New IIM's and IIT's - why not University Towns

As I sat passively listening to various post budget discussions on Rajya Sabha and Lok Sabha TV, one commentator struck a chord. It is fine to build new IIT's but without quality faculty, mediocrity will prevail. And why would well qualified people go to remote places?

In another discussion, one commentator, I believe an expert in economics, was asked about jobless growth. He ridiculed it and said that there was no such thing. You cannot have growth without jobs. It blew my mind. I wanted someone to question that comment but no one did. It is not just a problem of the rich countries with software eating jobs.

The government wants to create new IIT's, IIM's and urban centers of excellence. Nothing wrong with the idea itself.

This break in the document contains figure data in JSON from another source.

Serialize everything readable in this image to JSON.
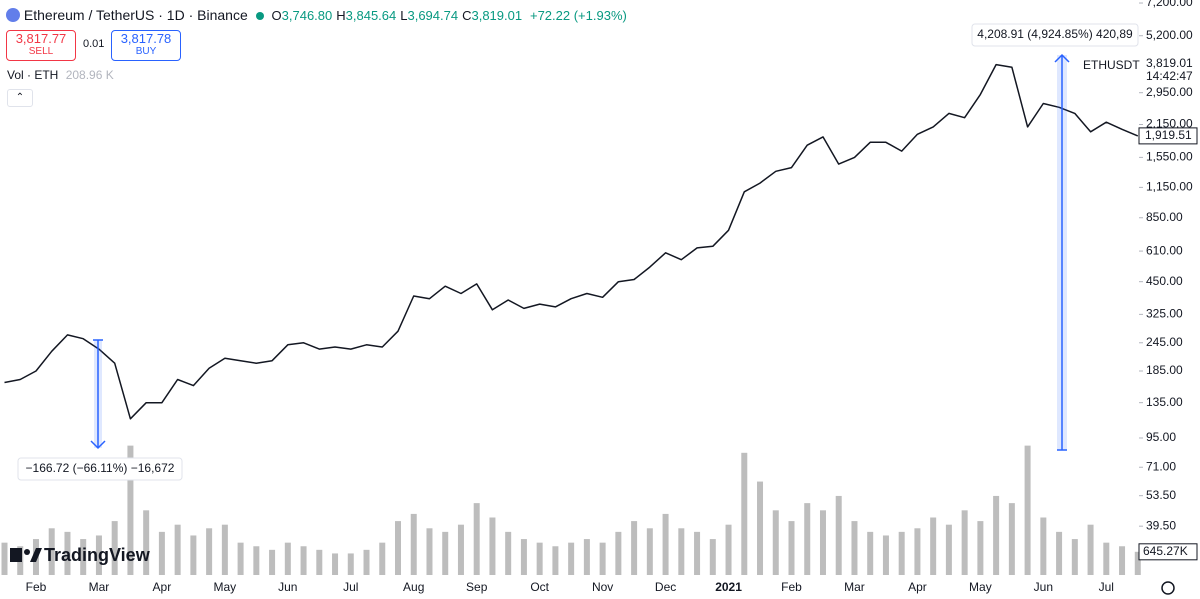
{
  "header": {
    "symbol": "Ethereum / TetherUS · 1D · Binance",
    "ohlc": [
      {
        "label": "O",
        "value": "3,746.80"
      },
      {
        "label": "H",
        "value": "3,845.64"
      },
      {
        "label": "L",
        "value": "3,694.74"
      },
      {
        "label": "C",
        "value": "3,819.01"
      }
    ],
    "change": "+72.22 (+1.93%)",
    "sell_price": "3,817.77",
    "sell": "SELL",
    "spread": "0.01",
    "buy_price": "3,817.78",
    "buy": "BUY",
    "volume_title": "Vol · ETH",
    "volume_value": "208.96 K"
  },
  "branding": "TradingView",
  "chart_data": {
    "type": "line",
    "log_scale": true,
    "color": "#131722",
    "categories": [
      null,
      null,
      "Feb",
      null,
      null,
      null,
      "Mar",
      null,
      null,
      null,
      "Apr",
      null,
      null,
      null,
      "May",
      null,
      null,
      null,
      "Jun",
      null,
      null,
      null,
      "Jul",
      null,
      null,
      null,
      "Aug",
      null,
      null,
      null,
      "Sep",
      null,
      null,
      null,
      "Oct",
      null,
      null,
      null,
      "Nov",
      null,
      null,
      null,
      "Dec",
      null,
      null,
      null,
      "2021",
      null,
      null,
      null,
      "Feb",
      null,
      null,
      null,
      "Mar",
      null,
      null,
      null,
      "Apr",
      null,
      null,
      null,
      "May",
      null,
      null,
      null,
      "Jun",
      null,
      null,
      null,
      "Jul",
      null,
      null
    ],
    "series": [
      {
        "name": "ETHUSDT",
        "color": "#131722",
        "values": [
          165,
          170,
          185,
          225,
          265,
          255,
          230,
          200,
          115,
          135,
          135,
          170,
          160,
          190,
          210,
          205,
          200,
          205,
          240,
          245,
          230,
          235,
          230,
          240,
          235,
          275,
          390,
          380,
          430,
          400,
          440,
          340,
          375,
          345,
          360,
          350,
          380,
          400,
          385,
          450,
          460,
          520,
          600,
          560,
          630,
          640,
          750,
          1100,
          1200,
          1350,
          1400,
          1750,
          1900,
          1450,
          1550,
          1800,
          1800,
          1650,
          1950,
          2100,
          2400,
          2300,
          2900,
          3900,
          3800,
          2100,
          2650,
          2550,
          2400,
          2000,
          2200,
          2050,
          1919.51
        ],
        "value_label": "1,919.51"
      }
    ],
    "volume": {
      "color": "#bdbdbd",
      "values": [
        900,
        800,
        1000,
        1300,
        1200,
        1000,
        1100,
        1500,
        3600,
        1800,
        1200,
        1400,
        1100,
        1300,
        1400,
        900,
        800,
        700,
        900,
        800,
        700,
        600,
        600,
        700,
        900,
        1500,
        1700,
        1300,
        1200,
        1400,
        2000,
        1600,
        1200,
        1000,
        900,
        800,
        900,
        1000,
        900,
        1200,
        1500,
        1300,
        1700,
        1300,
        1200,
        1000,
        1400,
        3400,
        2600,
        1800,
        1500,
        2000,
        1800,
        2200,
        1500,
        1200,
        1100,
        1200,
        1300,
        1600,
        1400,
        1800,
        1500,
        2200,
        2000,
        3600,
        1600,
        1200,
        1000,
        1400,
        900,
        800,
        645.27
      ],
      "value_label": "645.27K",
      "ylim": [
        0,
        16000
      ]
    },
    "ylim": [
      24.3,
      7420
    ],
    "yticks": [
      {
        "value": 7200,
        "label": "7,200.00"
      },
      {
        "value": 5200,
        "label": "5,200.00"
      },
      {
        "value": 2950,
        "label": "2,950.00"
      },
      {
        "value": 2150,
        "label": "2,150.00"
      },
      {
        "value": 1550,
        "label": "1,550.00"
      },
      {
        "value": 1150,
        "label": "1,150.00"
      },
      {
        "value": 850,
        "label": "850.00"
      },
      {
        "value": 610,
        "label": "610.00"
      },
      {
        "value": 450,
        "label": "450.00"
      },
      {
        "value": 325,
        "label": "325.00"
      },
      {
        "value": 245,
        "label": "245.00"
      },
      {
        "value": 185,
        "label": "185.00"
      },
      {
        "value": 135,
        "label": "135.00"
      },
      {
        "value": 95,
        "label": "95.00"
      },
      {
        "value": 71,
        "label": "71.00"
      },
      {
        "value": 53.5,
        "label": "53.50"
      },
      {
        "value": 39.5,
        "label": "39.50"
      }
    ],
    "symbol_label": "ETHUSDT",
    "compare_price": "3,819.01",
    "countdown": "14:42:47",
    "annotations": [
      "−166.72 (−66.11%) −16,672",
      "4,208.91 (4,924.85%) 420,89"
    ]
  }
}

So, what if instead of creating each institution in a separate place, the government creates university towns starting with a student population of 10,000 plus. Obviously, Berkeley and numerous small but well known towns in the US come to mind. However, our visit to Manipal had been a remarkably pleasant experience. Now one can even point to the CEO's of Microsoft and Nokia and suggest that Manipal may be an example worth emulating.

A university town ensures that academic and student populations of diverse disciplines interact and learn from each other and not just what is taught in classrooms. The size of IIT, Kanpur assured that there was just one restaurant, I think called Red Rose. It was dark & dingy and I saw rats running around. (I spent a year as a postdoc at IIT,K). An adequate student population ensures a lively, vibrant environment. These are fun environments for faculty and families as well.

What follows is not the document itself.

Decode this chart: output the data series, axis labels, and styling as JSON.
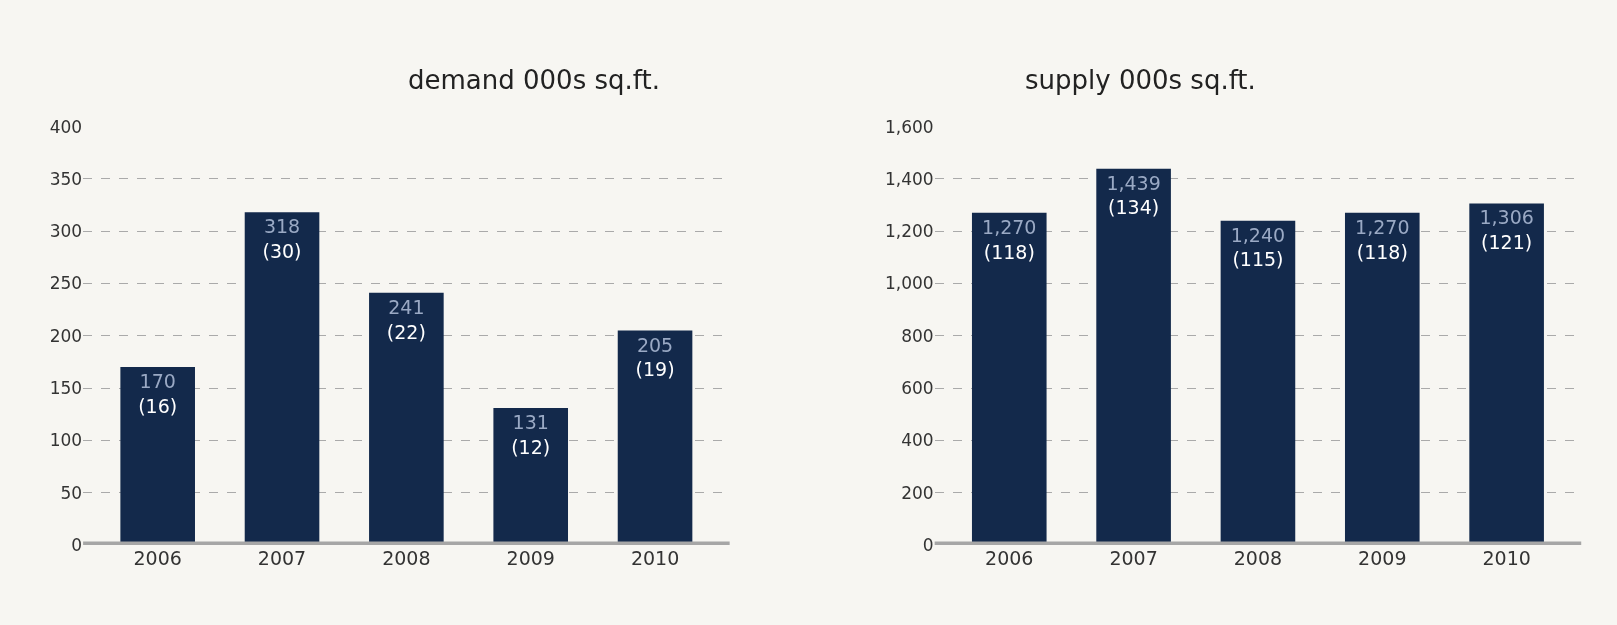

The best way to prepare for the future is to learn and not based on the jobs available today, which is why I had thought that the Delhi university four year program was a worthwhile experiment. University towns may instead be tremendous opportunities for the young Indians.

Personal Experience:
Ropar is not all that remote just an hour's drive from Chandigarh. Yet, the IIT Ropar has a problem attracting faculty, at least in Computer Science. I enjoyed being able to experiment with content and style of teaching unlike in a traditional engineering college. Although I was not very happy with the outcomes, I was ready to try another experiment based on this video of Eric Mazur. However, the desire to experiment and see if students would learn better was not enough compensation to drive an hour each way for even three days a week.